Note: I should also mention you will also hear about business rules in the context of database administration. Not only is this where many business rules tend to be stored and analyzed, but they are very useful to database administrators as it alerts them on how relationships need to occur within database models.

Now let us talk a little bit about how you write business rules.

How to write business rules

When you write business rules you want to ensure the business rules are specific and clear. I would also recommend you make them as concise, specific, and attainable as you can. Remember these rules help to define how business owners will conduct their operations or processes, so you want to be as specific and clear as possible. In addition, when the technology teams implement business rules or build solutions leveraging the business rules you want to ensure there is a clear understanding of what needs to be developed. Many of you may already be familiar with how to write a business rule as you may have written them in the past, but I wanted to provide a few examples below if you are not as familiar with business rules.

Examples:

  1. A credit check must be performed before an auto loan can be approved.
  2. A customer deposit must occur by 2pm Pacific Standard time for it to be available same day for the customer to use.
  3. A customer must give authorization before their credit report can be ran.

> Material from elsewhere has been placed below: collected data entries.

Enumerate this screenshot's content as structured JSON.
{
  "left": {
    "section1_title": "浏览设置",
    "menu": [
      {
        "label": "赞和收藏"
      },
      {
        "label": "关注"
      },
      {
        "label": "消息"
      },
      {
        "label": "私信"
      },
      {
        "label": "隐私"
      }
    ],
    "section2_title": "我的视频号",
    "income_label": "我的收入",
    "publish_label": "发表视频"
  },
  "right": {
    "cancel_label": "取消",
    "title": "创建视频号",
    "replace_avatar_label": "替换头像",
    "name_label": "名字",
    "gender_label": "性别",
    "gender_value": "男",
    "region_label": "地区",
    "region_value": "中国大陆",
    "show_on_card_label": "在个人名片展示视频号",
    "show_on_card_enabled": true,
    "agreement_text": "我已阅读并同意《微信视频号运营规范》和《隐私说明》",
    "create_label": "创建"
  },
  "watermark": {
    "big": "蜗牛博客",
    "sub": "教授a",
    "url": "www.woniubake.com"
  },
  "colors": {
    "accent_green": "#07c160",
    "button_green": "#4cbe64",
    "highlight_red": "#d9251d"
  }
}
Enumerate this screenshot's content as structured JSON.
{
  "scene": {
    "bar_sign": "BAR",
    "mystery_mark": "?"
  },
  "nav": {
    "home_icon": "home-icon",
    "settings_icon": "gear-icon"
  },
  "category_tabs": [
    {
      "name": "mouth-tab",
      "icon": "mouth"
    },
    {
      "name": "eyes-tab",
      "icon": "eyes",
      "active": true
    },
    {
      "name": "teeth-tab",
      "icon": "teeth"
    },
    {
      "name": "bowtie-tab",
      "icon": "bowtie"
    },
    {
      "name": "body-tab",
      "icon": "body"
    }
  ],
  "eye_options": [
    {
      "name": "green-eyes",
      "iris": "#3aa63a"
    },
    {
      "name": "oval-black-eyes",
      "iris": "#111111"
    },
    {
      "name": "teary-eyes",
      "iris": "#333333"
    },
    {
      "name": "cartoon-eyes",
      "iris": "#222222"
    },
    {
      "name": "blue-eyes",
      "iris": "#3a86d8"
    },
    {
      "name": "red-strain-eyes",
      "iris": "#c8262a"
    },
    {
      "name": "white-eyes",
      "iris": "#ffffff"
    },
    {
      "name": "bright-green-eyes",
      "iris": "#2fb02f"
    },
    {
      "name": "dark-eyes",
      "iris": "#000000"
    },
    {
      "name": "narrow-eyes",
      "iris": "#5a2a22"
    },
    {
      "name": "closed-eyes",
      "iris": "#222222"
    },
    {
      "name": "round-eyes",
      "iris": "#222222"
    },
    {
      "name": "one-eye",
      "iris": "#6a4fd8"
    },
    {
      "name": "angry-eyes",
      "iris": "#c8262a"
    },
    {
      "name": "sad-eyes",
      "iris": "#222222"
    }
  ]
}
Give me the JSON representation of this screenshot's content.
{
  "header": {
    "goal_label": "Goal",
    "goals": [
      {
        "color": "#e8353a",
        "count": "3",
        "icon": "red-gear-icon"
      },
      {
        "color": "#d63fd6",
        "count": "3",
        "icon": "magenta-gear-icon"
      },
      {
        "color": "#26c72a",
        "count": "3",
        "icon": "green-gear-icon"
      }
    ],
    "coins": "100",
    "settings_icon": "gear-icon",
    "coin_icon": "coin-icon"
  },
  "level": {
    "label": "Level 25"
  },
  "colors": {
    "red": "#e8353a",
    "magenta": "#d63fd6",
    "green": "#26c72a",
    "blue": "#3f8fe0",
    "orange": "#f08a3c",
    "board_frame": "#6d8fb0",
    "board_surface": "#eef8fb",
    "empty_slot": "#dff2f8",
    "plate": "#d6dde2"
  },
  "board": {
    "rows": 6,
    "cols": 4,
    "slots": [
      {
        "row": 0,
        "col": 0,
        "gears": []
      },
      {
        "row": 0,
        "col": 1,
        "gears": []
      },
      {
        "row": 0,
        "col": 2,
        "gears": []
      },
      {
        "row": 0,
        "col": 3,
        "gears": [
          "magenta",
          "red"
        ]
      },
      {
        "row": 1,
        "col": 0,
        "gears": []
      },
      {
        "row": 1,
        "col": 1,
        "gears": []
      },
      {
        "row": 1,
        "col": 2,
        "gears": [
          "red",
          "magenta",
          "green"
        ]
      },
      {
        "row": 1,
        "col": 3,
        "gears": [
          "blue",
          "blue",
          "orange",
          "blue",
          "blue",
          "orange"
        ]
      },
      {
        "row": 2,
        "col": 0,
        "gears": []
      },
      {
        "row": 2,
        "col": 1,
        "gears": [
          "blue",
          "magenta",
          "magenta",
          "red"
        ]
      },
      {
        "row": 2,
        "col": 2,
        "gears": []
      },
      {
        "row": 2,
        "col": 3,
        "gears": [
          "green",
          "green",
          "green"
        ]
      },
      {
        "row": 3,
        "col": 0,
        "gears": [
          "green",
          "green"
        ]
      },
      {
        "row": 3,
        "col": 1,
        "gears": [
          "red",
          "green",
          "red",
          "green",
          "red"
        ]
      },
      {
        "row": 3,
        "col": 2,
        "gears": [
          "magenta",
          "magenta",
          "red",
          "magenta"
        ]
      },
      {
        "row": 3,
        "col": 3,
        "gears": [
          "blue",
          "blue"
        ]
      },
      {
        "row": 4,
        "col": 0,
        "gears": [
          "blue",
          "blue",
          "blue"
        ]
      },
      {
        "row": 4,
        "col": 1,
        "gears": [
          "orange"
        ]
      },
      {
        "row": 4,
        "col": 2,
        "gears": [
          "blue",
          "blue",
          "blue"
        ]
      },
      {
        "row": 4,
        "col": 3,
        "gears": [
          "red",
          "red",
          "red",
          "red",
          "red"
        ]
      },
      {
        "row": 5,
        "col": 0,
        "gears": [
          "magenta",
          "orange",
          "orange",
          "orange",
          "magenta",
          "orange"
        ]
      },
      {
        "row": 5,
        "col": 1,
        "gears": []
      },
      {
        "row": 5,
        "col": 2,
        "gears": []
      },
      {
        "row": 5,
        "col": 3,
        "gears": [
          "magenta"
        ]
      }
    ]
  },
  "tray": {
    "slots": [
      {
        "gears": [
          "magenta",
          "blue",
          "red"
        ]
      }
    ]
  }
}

As you can see above the rules are very specific and advise the business owners how they need to conduct business. These rules would probably be captured in a job aide or standard operating procedure as well, especially when the rules could potentially cause an organization to be out of compliance with regulations. Once you have written your business rule ask yourself:

  1. Is the business rule clear?
  2. Is the business rule specific?
  3. Is the business rule attainable?
  4. Can the business rule be tested?

If you have answered “no” to any of these questions, go back and look at your business rule. At a minimum these items should be true.

As discussed earlier, you can identify business rules in many ways. In addition, you can see how it can be tempting to capture these rules in process maps/models, especially if attached to a regulation to ensure there is demonstration of where there are regulatory touchpoints. There is definitely justification to capture some rules in a process map/model, but not all. For example, #2 above could be an example of a business rule that is not included in a process map/module, where #1 and #3 may need to be included before the next activity could occur. However, it really depends on how the process map/module is created, and the purpose of the process map/model.